Elle intervient aussi quelques semaines seulement après le retour de Trump à la Maison Blanche, rappelant que le 45e puis 47e président entend bien utiliser tous les leviers du pouvoir exécutif, même quand ils sont contestés.
Et maintenant ? Trois scénarios possibles
- Le Colorado ignore purement et simplement la grâce – Scénario le plus probable. Tina Peters reste en prison jusqu’à épuisement des recours.
- Un bras de fer juridique inédit – L’équipe Trump pourrait saisir la Cour suprême pour tenter de créer un précédent. Risque : un camouflet retentissant.
- Une loi fédérale rétroactive – Le Congrès à majorité républicaine pourrait tenter de fédéraliser certains crimes électoraux commis en 2020-2021. Hypothèse extrême mais pas totalement exclue.

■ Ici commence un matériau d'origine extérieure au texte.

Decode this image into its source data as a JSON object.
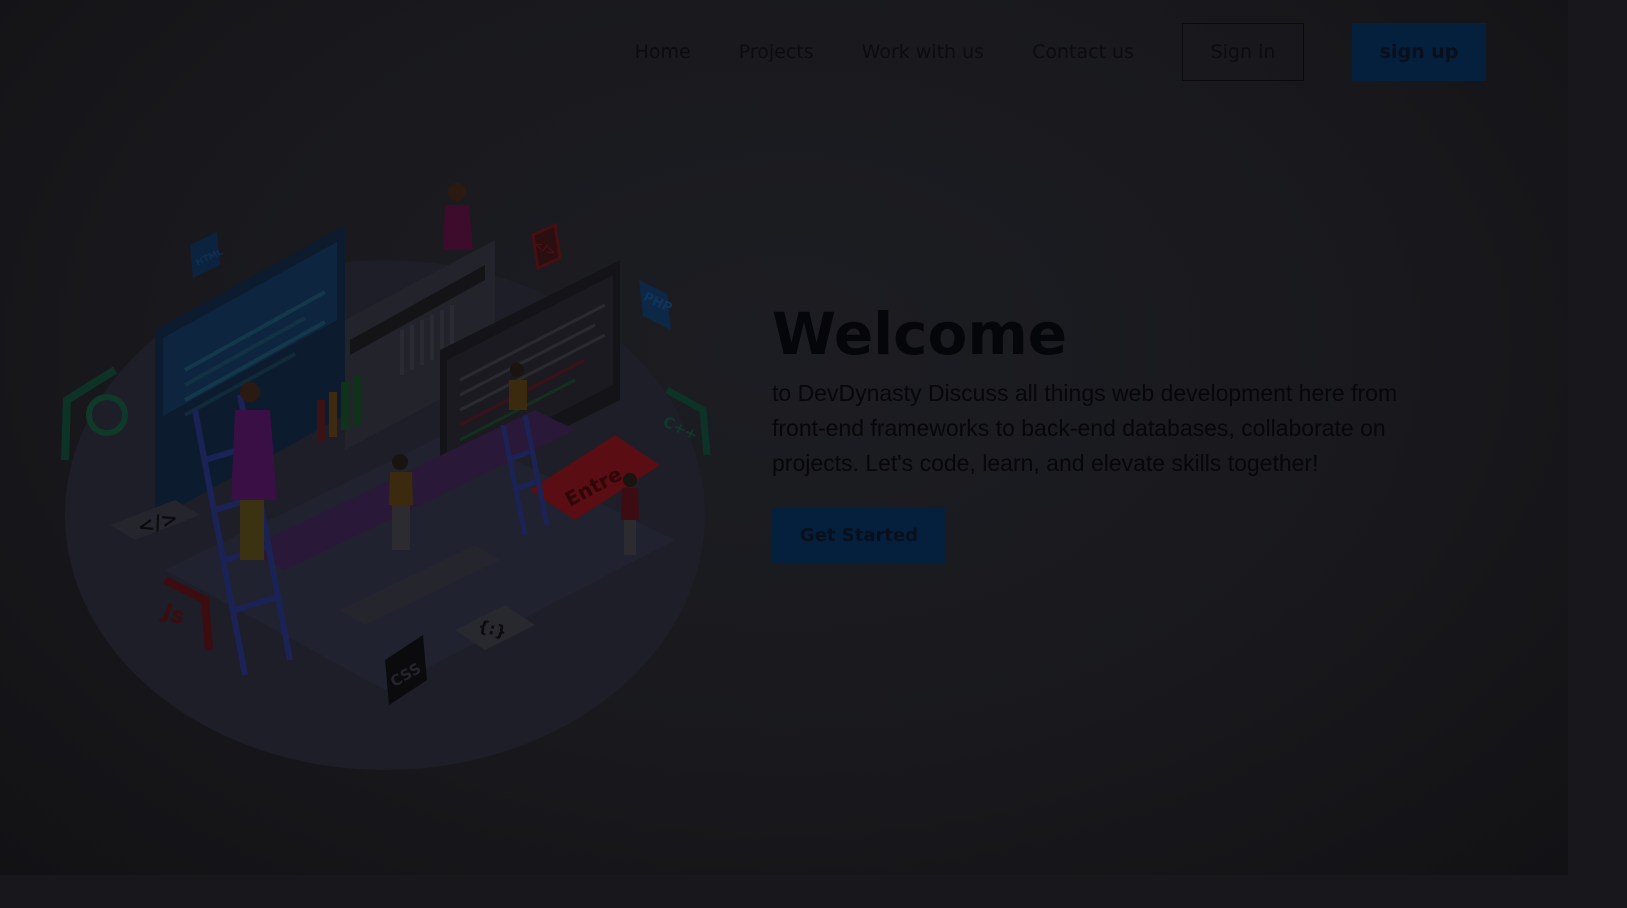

Au-delà de Tina Peters : une fracture qui ne se referme pas
Cette affaire cristallise cinq ans après 2020 une fracture toujours béante. D’un côté, ceux qui estiment que l’élection a été volée et que les enquêtes ont été bâclées. De l’autre, ceux qui voient dans ces théories un danger pour la démocratie.
La grâce annoncée de Tina Peters, même si elle ne produit aucun effet concret, continuera d’alimenter ce débat. Elle rappelle que pour des millions d’Américains, la question de la légitimité de l’élection de 2020 n’est toujours pas réglée.
Et pendant ce temps, dans sa cellule du Colorado, Tina Peters attend. Symbole malgré elle d’une Amérique qui, cinq ans après, peine encore à tourner la page.
En résumé : Donald Trump a annoncé une grâce présidentielle pour Tina Peters. Juridiquement, cette grâce ne peut s’appliquer à une condamnation d’État. Politiquement, elle envoie un signal fort à sa base et relance le débat sur 2020. L’histoire est loin d’être terminée.